De pequeña, a menudo tenía sueños extraños que a veces se convertían en pesadillas, pero nunca se lo dije a nadie (yo también sé esconder información, mamá).

Luego, las pesadillas quedaron atrás. No ocurrió lo mismo con esta sensación, que ya nunca me abandona, de no pertenecer a la misma categoría que el resto de las personas que conozco. Como la pieza del puzle que por error se coló en otra caja y no encuentra su lugar porque en realidad su lugar está muy lejos de aquí.

Esa soy yo: habito un mundo en el que no encajo. Ya sé que decir esto a los diecisiete años puede sonar un poco dramático y hasta presuntuoso, pero es la pura verdad. Mi verdad, por lo menos. Desde siempre han dicho de mí que soy retraída, solitaria, «asocial» (esta última palabra es la que más han utilizado mis profesores de todas las épocas para definir mis dificultades para hacer amigos). También suelen decir que «estoy en mi nube» o que «vuelo muy alto», para referirse a que de vez en cuando parezco ausente, como si lo que ocurre en el mundo real hubiera dejado de interesarme.

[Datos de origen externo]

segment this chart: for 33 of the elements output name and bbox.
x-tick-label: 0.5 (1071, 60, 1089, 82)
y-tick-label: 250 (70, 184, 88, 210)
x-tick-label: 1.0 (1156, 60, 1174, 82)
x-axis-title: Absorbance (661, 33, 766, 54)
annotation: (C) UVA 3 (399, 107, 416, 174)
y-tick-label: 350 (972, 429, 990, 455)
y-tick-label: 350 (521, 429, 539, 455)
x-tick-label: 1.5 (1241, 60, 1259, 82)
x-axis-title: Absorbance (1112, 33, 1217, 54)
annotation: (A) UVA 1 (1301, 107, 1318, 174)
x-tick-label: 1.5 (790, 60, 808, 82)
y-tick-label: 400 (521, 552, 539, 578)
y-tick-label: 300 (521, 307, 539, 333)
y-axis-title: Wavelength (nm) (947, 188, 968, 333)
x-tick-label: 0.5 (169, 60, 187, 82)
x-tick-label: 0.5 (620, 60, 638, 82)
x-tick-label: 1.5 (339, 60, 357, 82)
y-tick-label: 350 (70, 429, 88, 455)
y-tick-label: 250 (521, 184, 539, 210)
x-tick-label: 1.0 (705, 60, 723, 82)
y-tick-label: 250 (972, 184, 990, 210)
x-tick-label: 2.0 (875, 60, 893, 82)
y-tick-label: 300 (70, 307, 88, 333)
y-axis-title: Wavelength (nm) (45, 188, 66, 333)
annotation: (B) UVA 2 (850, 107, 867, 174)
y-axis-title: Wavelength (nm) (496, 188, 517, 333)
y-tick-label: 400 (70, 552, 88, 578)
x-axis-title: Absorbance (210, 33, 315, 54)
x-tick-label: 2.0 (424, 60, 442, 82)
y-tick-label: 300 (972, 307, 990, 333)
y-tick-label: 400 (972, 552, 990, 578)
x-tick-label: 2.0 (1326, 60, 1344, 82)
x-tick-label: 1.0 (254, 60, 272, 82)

Voy a dar mi versión de todo esto que, por supuesto, se parecerá muy poco a la suya. Tienen razón cuando dicen que a menudo lo que ocurre en el mundo real no me interesa. La gente me interesa poco, por ejemplo. No me gusta hablar durante horas solo para contarle mis cosas a alguien. No me lo paso bien en los lugares a donde van las personas de mi edad. No me gusta chismorrear, ni reír a carcajadas armando mucho ruido (qué vergüenza), ni ir de compras durante toda la tarde. No me gustan los trabajos en grupo porque suelo ser más rápida yo sola. No me gusta ir a casa de otros ni que nadie entre en mi cuarto (donde guardo cosas que no quiero que nadie toque), y eso es aplicable tanto a los adultos como a la gente de mi edad.

Supongo que no soy muy normal. Mi hermana siempre me llamaba «la friki». No me importaba. En el fondo, me siento orgullosa de ser rara. O es que he aprendido a aceptarme como soy, después de varios años yendo al psicólogo todas las semanas. Por cierto, que ha sido mi psicólogo, Flavio, quien me ha recomendado que escriba lo que se me pasa por la cabeza. Creo que cuando me lo dijo no tenía ni idea de cuántas cosas pueden pasar por mi cabeza en solo un día. Otro por cierto: absteneos de dejar comentarios idiotas. Si os pasáis, aunque sea un poco, dejaré de admitir comentarios. Por favor, respetad el derecho de los raritos a continuar siéndolo.

Ahora voy a cenar (mamá acaba de llamarme y se pone de los nervios si no acudo enseguida). En un rato os cuento por qué el invierno es mi estación del año favorita (tiene que ver con Bernal y con mi primer beso).